ADD COMMENT • link updated 9 months ago by Gordon Smyth 52k • written 9 months ago by blmurphy • 0

score 0 · Answer 1 · 2024-09-24

edgeR will always produce a large positive logFC if you compare a group with positive counts vs a group with all zero counts, so what you report seeing is not actually possible. It doesn't depend on the number of groups in your analysis, or the number of samples in each group, or the normalization or dispersion estimation, or the version of edgeR, it is simply not possible to find an all-zero group as up-regulated.
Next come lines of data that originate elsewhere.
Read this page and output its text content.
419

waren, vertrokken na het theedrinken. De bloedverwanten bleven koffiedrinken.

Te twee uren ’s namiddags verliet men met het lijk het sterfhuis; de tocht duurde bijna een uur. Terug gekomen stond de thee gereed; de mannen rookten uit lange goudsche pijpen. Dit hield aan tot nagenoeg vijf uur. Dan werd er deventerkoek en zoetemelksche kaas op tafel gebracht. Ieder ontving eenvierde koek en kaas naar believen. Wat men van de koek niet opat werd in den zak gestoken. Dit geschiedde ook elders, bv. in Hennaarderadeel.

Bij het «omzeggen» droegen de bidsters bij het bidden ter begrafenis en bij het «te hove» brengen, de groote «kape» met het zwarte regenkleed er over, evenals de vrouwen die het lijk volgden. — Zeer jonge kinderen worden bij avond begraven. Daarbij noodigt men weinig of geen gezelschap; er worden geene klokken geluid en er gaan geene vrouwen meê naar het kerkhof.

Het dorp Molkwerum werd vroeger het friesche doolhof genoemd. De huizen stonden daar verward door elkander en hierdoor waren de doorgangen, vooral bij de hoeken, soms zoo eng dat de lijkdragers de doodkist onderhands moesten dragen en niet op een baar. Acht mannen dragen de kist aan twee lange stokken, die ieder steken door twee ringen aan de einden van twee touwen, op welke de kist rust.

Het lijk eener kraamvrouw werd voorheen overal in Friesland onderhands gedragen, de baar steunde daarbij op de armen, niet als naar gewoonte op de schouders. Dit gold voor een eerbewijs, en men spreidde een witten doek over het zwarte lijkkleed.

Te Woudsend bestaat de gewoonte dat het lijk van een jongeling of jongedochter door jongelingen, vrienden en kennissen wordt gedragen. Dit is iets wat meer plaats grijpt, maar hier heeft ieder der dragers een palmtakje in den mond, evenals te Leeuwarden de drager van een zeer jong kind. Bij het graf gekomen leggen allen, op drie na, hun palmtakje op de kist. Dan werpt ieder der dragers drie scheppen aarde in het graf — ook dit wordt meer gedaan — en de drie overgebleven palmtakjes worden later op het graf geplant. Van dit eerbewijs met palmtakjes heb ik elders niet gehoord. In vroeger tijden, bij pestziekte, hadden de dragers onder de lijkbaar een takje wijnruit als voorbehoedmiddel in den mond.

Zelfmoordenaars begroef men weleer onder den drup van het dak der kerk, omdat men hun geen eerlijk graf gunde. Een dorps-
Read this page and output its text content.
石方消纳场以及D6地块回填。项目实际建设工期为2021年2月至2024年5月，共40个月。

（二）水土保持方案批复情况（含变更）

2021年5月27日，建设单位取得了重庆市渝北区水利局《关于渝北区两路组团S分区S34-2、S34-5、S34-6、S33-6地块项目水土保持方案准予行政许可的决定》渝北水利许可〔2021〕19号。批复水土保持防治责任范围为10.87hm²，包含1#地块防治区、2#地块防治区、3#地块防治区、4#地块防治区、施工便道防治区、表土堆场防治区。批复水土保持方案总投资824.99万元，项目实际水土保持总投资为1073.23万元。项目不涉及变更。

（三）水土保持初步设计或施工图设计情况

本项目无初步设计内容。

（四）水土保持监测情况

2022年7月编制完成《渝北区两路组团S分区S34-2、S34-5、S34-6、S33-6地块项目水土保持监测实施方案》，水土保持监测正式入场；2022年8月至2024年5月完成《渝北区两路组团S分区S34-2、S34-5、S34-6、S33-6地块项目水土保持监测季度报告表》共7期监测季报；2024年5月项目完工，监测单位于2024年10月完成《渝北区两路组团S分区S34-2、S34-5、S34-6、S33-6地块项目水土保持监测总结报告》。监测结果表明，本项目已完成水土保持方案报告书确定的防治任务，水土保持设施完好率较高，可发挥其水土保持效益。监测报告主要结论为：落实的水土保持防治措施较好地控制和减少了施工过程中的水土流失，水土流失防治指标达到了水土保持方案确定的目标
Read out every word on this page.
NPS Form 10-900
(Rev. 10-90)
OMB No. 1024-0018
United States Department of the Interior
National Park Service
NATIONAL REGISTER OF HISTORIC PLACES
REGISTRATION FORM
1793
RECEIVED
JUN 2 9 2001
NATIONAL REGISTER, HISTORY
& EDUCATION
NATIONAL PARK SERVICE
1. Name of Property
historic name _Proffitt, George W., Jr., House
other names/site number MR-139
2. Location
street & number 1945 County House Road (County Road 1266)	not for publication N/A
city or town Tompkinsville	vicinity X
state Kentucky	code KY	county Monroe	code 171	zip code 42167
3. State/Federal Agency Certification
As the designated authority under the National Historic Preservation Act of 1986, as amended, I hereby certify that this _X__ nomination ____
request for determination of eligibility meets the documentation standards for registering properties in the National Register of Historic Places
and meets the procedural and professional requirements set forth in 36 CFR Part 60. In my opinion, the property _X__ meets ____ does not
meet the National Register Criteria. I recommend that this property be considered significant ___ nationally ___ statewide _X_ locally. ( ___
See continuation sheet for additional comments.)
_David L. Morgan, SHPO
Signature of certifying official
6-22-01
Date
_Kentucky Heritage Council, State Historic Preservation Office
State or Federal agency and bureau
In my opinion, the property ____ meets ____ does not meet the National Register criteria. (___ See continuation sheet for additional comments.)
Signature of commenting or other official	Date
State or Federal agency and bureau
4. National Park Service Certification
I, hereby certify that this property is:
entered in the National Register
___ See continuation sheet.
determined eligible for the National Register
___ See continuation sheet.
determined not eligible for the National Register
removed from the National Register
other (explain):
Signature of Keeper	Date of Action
There doesn't look to be any problem with the code you show, so the problem must have occurred when you collate the results. I wonder whether you have simply lined up the logFCs and the count rows in the wrong order? The topTable res1.tableAS that you have stored is sorted by p-value, whereas the counts matrix is not sorted. Can you try regenerating the results table by

res1.tableAS <-  topTags(res1AS, n = "Inf", sort="none")$table

so that the rows of the topTable and the rows of the count matrix will be the same order. Then you can just combine (cbind) the count matrix and topTable data.frame together. Does that solve your problem?

If you still have a problem, then I will suggest some more code to investigate your results and ask you to show the output. As it is, you don't show any edgeR output at all.